By Tom Haushalter
Stone carver Heather Milne Ritchie loves to observe that moment when her students find their way into a piece of granite.
“You can see it in their face and the way their body moves,” she says, referring to the repetitious nature of chiseling little by little into so unforgiving a material. “When they start seeing the groove they’re creating, it’s verification that their effort is actually making space in the stone. That’s when it starts clicking.”
She has learned over 20 years in the craft that finding the groove—both carved and embodied—matters more than muscle strength. “Carving is less about brawn, more about the rhythm.”
And endurance. And patience. “You don’t have to be strong,” she adds, “but you have to be willing to stick with it.”
Ritchie’s own beginnings with stone go back to a college internship with the Vermont Historical Society, during which she got to put both her love of history and her art skills to use. “Back then we didn’t have digital cameras to shoot artifacts, so I was drawing the items to catalog them,” she says. Her tasks broadened when she was given the opportunity to curate a showcase of old Vermont stone carvers—a rich tradition with substantial roots in Barre, VT.
“As I did the research, I became genuinely fascinated by stone carving,” she recalls. “But I never thought it applied to me.”
After college, Ritchie was living in New York City (“on a friend’s couch”) when a woman from her internship reached out to her about a granite carver back in Vermont who was looking for an apprentice.
The apprenticeship, funded by the Vermont Folk Life Center, would put her side by side with celebrated sculptor George Kurjanowicz.
“It was springtime in New York, and the city was starting to thaw—and smell,” she says, so almost on a whim, she packed up and headed back north to Barre for her first real foray into stone carving.
Ritchie found the production-driven environment of Kurjanowicz’s studio immediately challenging. “It was really hard,” she says. “The material, the tools, the process—it was hard. And unlike any kind of sculpture method I’d done, it was all about removal, having to see what needed to go away.”
In spite of being, at the time, the only woman there—for which, she says, she “got a bit of heat”—her tenacity and deep inner drive sustained her through the apprenticeship.
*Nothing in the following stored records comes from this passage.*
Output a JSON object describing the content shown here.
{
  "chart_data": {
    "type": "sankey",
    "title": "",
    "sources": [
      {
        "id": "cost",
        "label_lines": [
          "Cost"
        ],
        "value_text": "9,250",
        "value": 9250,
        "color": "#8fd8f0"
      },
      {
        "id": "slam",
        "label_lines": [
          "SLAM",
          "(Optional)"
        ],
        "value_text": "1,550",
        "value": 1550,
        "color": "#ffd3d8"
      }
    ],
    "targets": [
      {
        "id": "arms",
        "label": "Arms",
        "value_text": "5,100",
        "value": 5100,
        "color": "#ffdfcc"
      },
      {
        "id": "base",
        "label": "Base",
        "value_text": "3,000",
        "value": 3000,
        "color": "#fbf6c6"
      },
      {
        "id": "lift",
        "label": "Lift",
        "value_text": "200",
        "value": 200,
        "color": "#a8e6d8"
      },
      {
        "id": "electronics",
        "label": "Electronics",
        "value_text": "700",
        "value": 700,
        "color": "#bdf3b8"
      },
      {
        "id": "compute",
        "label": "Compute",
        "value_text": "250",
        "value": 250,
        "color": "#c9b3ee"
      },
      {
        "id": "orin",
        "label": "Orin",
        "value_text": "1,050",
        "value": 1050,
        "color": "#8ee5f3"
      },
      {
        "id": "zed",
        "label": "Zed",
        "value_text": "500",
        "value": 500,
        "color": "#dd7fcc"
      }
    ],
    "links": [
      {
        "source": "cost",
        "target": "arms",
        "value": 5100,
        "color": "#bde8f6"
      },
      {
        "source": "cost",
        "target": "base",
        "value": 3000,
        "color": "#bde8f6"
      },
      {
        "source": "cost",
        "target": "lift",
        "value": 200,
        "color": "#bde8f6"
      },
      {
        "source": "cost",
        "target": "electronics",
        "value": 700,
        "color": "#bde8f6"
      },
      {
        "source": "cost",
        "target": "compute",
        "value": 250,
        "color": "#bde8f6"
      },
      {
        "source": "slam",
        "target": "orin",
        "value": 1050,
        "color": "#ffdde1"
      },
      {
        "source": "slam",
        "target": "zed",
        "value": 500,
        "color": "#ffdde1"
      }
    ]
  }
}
And it was how she picked up those virtues of rhythm, endurance, and patience.
“I know what a challenging material granite is for someone considered weak or who doesn’t have the brawn for it,” she says, “because that’s how I felt for the first 10 years. But I kept at it and did my job.”
Ritchie’s body of work includes a series of sculpted bookends and torso fragments that are powerfully feminine (“a combination of hard material and softer content [that] people find titillating”) and explore the human form’s complicated individuality. “In life, love, and struggle, we all share similar states,” she says, “but to each of us the form is unique.”
As a woman in the field, she says, “I definitely feel like I’ve broken ground, and I hope other women confide in me to help them navigate this space, though I don’t know if I can make their journey overall any easier.”
She brings a hardened philosophy, if you will, to the workshops she has begun teaching in AVA’s Bente Building this winter. “I cut through the wishy-washy of making art. I want my students to learn good methods and the basic techniques on the way toward having a creative experience.”
Because although she admits it’s not the most “touchy-feely” medium, Ritchie believes firmly that there’s something very special about working with stone.
No one says it’s going to be easy, but for someone who likes a challenge, all the hard work with this hard material offers lots of reward.